Speaker is from Honolulu, HI; he is a 60-year-old Asian man with an eighth-grade education. The interview took place in 1967 by DARE’s founder and former chief editor, Frederic G. Cassidy.
CASSIDY: Uh, I hear that there’s a Hawaiian custom of something called a hukilau.
INFORMANT: Hukilau, hukilau is, uh, they have a rope, end of the rope they have a net there.
CASSIDY: Mm-hmm.
INFORMANT: They surround it, a certain place, and they drag the net.
CASSIDY: They surround it. You mean they carry the net out?
INFORMANT: Carry it, yeah, uh, huh.
CASSIDY: Uh, how do they, i-, is there something to keep the net floating?
INFORMANT: Yeah, sometimes those, uh, floaters, uh, floating. Some leave a [leader] in the bottom and they drag it, the netting.
CASSIDY: What do the floats, what are the floats made of?
INFORMANT: The float made of those, uh, some coco- coconut, uh, dried coconut, I guess.
CASSIDY: Oh, dried coconut. {[That’s a good one, circle that.]
SECOND INFORMANT: Oh yes,} mm-hmm.
CASSIDY: Uh, and that floats the top of the net?
INFORMANT: Top of the net.
CASSIDY: Now the word lau means “leaf” doesn’t it?
INFORMANT: Hukilau, lau’s yah, yah lau’s “leaf.”
CASSIDY: Alright, well now the, the, where did the “leaf” come in in this hukilau?
INFORMANT: Hukilau—the leaves, you know, these on at the top, top of your rope, so the, there, when they pull, the fish are gonna not jump over the rope.
CASSIDY: The ropes, the, the, uh, the leaves keep the fish from jumping over? Do they scare them {or what?
INFORMANT: Scare them, they scare them away. So they want to go on in the water, see. When [xx] go on in the water there. They would go to the net. They have a pocket on the net.

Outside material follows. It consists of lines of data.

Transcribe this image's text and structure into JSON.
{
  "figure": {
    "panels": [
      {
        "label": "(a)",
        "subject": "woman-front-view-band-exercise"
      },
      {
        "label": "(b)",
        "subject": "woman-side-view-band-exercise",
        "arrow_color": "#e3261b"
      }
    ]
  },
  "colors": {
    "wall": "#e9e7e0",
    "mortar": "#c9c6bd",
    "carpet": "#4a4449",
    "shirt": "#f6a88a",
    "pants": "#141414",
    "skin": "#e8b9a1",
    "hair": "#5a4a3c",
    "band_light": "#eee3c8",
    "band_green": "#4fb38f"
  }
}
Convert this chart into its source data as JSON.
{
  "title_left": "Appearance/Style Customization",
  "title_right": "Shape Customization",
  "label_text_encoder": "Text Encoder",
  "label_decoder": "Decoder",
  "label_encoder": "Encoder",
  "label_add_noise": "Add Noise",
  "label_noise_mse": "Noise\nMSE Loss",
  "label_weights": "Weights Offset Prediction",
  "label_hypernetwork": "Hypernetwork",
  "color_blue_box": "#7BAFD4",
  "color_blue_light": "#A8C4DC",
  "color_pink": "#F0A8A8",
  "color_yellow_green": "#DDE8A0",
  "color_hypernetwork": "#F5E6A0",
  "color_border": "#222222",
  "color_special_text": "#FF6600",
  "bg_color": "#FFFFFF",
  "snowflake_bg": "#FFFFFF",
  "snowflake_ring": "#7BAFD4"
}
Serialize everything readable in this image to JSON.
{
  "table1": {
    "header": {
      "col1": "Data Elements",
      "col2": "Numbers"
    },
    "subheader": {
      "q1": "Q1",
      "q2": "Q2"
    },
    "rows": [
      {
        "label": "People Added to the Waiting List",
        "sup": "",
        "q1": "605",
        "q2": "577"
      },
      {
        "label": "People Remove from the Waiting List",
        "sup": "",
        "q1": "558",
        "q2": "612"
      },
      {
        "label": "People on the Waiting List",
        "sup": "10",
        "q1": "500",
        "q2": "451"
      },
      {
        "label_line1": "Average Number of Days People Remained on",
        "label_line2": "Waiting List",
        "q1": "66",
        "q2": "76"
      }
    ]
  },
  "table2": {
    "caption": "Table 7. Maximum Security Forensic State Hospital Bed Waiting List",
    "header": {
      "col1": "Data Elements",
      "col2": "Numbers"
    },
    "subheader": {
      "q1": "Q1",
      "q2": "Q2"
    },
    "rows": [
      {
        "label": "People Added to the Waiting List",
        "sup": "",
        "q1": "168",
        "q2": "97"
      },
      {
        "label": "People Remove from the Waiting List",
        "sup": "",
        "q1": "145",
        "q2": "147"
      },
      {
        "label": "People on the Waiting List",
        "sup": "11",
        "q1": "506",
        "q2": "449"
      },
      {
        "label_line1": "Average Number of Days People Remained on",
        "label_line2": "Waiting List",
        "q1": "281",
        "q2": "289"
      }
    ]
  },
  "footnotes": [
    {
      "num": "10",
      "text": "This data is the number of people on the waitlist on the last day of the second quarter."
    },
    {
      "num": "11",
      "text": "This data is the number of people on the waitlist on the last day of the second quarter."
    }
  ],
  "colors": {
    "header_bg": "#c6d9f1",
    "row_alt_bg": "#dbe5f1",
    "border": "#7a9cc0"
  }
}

CASSIDY: They have a pocket on the net. And the bottom of the net then—
INFORMANT: Bottom of the net they have a pocket.
CASSIDY: Mm-hmm. It, a lot of them must have some kind of sinks to make it sink.
INFORMANT: Sinks, uh, lead, they have a lead.
CASSIDY: Oh, they have lead on it, I see. Then, uh, uh, somebody goes out and puts the net [out] around.
INFORMANT: Yeah, there’re two of them, the boat—
CASSIDY: With the boat.
INFORMANT: —and the two boats that goes out, [xx] all around.
CASSIDY: And then, uh, who pulls it in?
INFORMANT: Well, they have a lot of guy—uh, on the shores about forty, fifty guys there pull that rope up.
CASSIDY: Ah, and, uh, they must have a pretty big school of fish there.
INFORMANT: Yeah, once in a while they have a nice school, school, right.
CASSIDY: And then, uh, they pull them all in, and the fish don’t, are scared to jump out so they {get caught.
INFORMANT: No, they all end up, uh, on the net. They, they get caught in the net.
CASSIDY: I suppose the top of the net comes in sooner than the bottom so they, if they do try to go out they’re in that pocket.
INFORMANT: Yeah, they have a big one, uh, you know about six or seven guys swimming on it, around the net to, to watching how the fish going.
CASSIDY: Oh, I see.
INFORMANT: Then, uh, cha-, chasing at the hole.
CASSIDY: Uh huh, well, about how much fish do they get out of a good haul of those?
INFORMANT: Once I saw a [xx]—they caught about, about a ton I guess of those, uh, akule. Oh, they were nice [xx].
CASSIDY: What’s akule?
INFORMANT: Mmm, akule—some kinda, you know, the [Polynese] call akule akule. [Japanese] call it [hajiji?]